Company shares lost 45 percent of their value in the first quarter, and as a result, a number of analysts have downgraded its stock. Geoff Meacham, an analyst with Barclays, downgraded the stock yesterday to “equal weight” from “overweight” and cut his price target from $395 to $295. Schaeffer’s Investment Research noted, “Making this bear note even more troubling is the fact that Meacham actually waxed optimistic on the broader biopharma sector, saying it won’t be affected by trade war fears or the privacy issues that have hurt major tech stocks. He also noted strong first-quarter earnings out of biopharma stocks and the potential for M&A activity going forward.”
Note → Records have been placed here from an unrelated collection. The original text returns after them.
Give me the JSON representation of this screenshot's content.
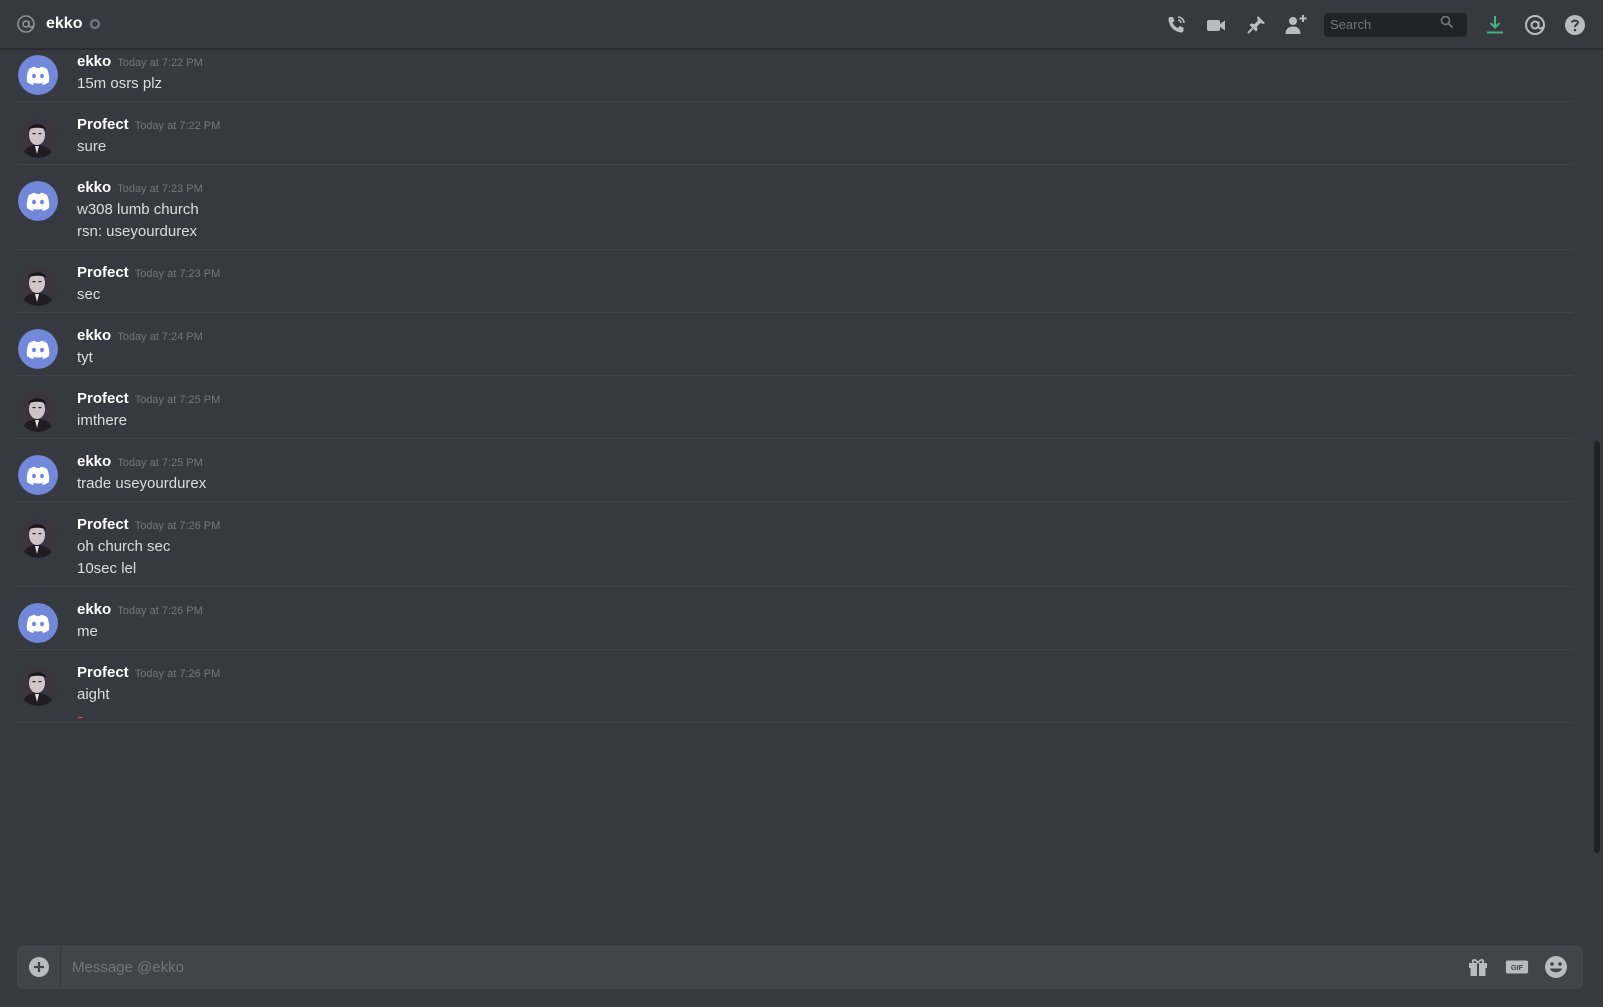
{
  "header": {
    "channel_name": "ekko",
    "search_placeholder": "Search"
  },
  "messages": [
    {
      "author": "ekko",
      "timestamp": "Today at 7:22 PM",
      "avatar": "discord-default-avatar",
      "lines": [
        "15m osrs plz"
      ]
    },
    {
      "author": "Profect",
      "timestamp": "Today at 7:22 PM",
      "avatar": "profile-photo-avatar",
      "lines": [
        "sure"
      ]
    },
    {
      "author": "ekko",
      "timestamp": "Today at 7:23 PM",
      "avatar": "discord-default-avatar",
      "lines": [
        "w308 lumb church",
        "rsn: useyourdurex"
      ]
    },
    {
      "author": "Profect",
      "timestamp": "Today at 7:23 PM",
      "avatar": "profile-photo-avatar",
      "lines": [
        "sec"
      ]
    },
    {
      "author": "ekko",
      "timestamp": "Today at 7:24 PM",
      "avatar": "discord-default-avatar",
      "lines": [
        "tyt"
      ]
    },
    {
      "author": "Profect",
      "timestamp": "Today at 7:25 PM",
      "avatar": "profile-photo-avatar",
      "lines": [
        "imthere"
      ]
    },
    {
      "author": "ekko",
      "timestamp": "Today at 7:25 PM",
      "avatar": "discord-default-avatar",
      "lines": [
        "trade useyourdurex"
      ]
    },
    {
      "author": "Profect",
      "timestamp": "Today at 7:26 PM",
      "avatar": "profile-photo-avatar",
      "lines": [
        "oh church sec",
        "10sec lel"
      ]
    },
    {
      "author": "ekko",
      "timestamp": "Today at 7:26 PM",
      "avatar": "discord-default-avatar",
      "lines": [
        "me"
      ]
    },
    {
      "author": "Profect",
      "timestamp": "Today at 7:26 PM",
      "avatar": "profile-photo-avatar",
      "lines": [
        "aight"
      ]
    }
  ],
  "composer": {
    "placeholder": "Message @ekko"
  },
  "colors": {
    "background": "#36393f",
    "discord_blurple": "#7289da",
    "download_green": "#43b581",
    "muted_text": "#72767d"
  }
}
Abrahams, on the other hand, thought Biogen was “generally solid,” although he projects that the company’s sales and earnings per share will be both slightly below projections.
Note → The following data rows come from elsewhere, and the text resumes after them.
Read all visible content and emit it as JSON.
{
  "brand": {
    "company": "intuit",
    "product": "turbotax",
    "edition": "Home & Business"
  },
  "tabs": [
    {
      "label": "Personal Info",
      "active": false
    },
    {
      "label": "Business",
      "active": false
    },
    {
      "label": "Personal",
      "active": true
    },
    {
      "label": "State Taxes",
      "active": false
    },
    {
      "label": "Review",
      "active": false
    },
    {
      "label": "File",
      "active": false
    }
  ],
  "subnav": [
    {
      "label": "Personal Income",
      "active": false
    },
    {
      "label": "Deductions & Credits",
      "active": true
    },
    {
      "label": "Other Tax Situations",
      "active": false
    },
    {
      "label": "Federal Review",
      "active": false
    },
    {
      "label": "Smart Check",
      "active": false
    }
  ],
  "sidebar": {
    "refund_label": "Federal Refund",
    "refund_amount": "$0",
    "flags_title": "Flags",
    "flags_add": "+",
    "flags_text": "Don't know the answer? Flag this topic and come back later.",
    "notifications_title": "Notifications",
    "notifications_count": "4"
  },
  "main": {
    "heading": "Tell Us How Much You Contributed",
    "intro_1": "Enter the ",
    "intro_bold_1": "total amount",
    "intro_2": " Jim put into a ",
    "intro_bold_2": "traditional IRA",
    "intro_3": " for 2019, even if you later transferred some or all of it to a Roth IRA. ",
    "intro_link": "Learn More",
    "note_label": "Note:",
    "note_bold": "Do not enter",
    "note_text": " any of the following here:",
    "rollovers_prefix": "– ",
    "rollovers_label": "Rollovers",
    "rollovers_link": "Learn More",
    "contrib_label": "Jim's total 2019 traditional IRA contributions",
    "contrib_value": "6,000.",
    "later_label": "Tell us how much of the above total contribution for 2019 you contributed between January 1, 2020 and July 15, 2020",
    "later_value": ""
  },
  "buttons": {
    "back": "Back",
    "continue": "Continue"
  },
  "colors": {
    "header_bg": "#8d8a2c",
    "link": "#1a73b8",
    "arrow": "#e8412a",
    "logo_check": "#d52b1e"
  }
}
What has analysts concerned, at least near-term, for Celgene, is the company’s president and chief operating officer, Scott Smith, stepped down, effective immediately. His duties will be covered by Mark Alles, the company’s chairman and chief executive officer. Zacks writes, “The sudden exit of the president has added to the woes as Smith was primarily responsible for building the Inflammation and Immunology franchise, and particularly for the launch of Otezla…. The news comes at a time when Celgene is sailing in troubled waters. Celgene’s stock has lost 18.3 percent in the last three months, worse than the industry’s decline of 7.6 percent. Shares lost 2.4 percent on the news.”
The other hard hit was the FDA’s rejection of the company’s multiple sclerosis candidate, ozanimod, last month. Meanwhile, Abrahams has increased his projections for the company’s inflammation drug Otezla for the first quarter to $346 million and to $1.63 billion for the year.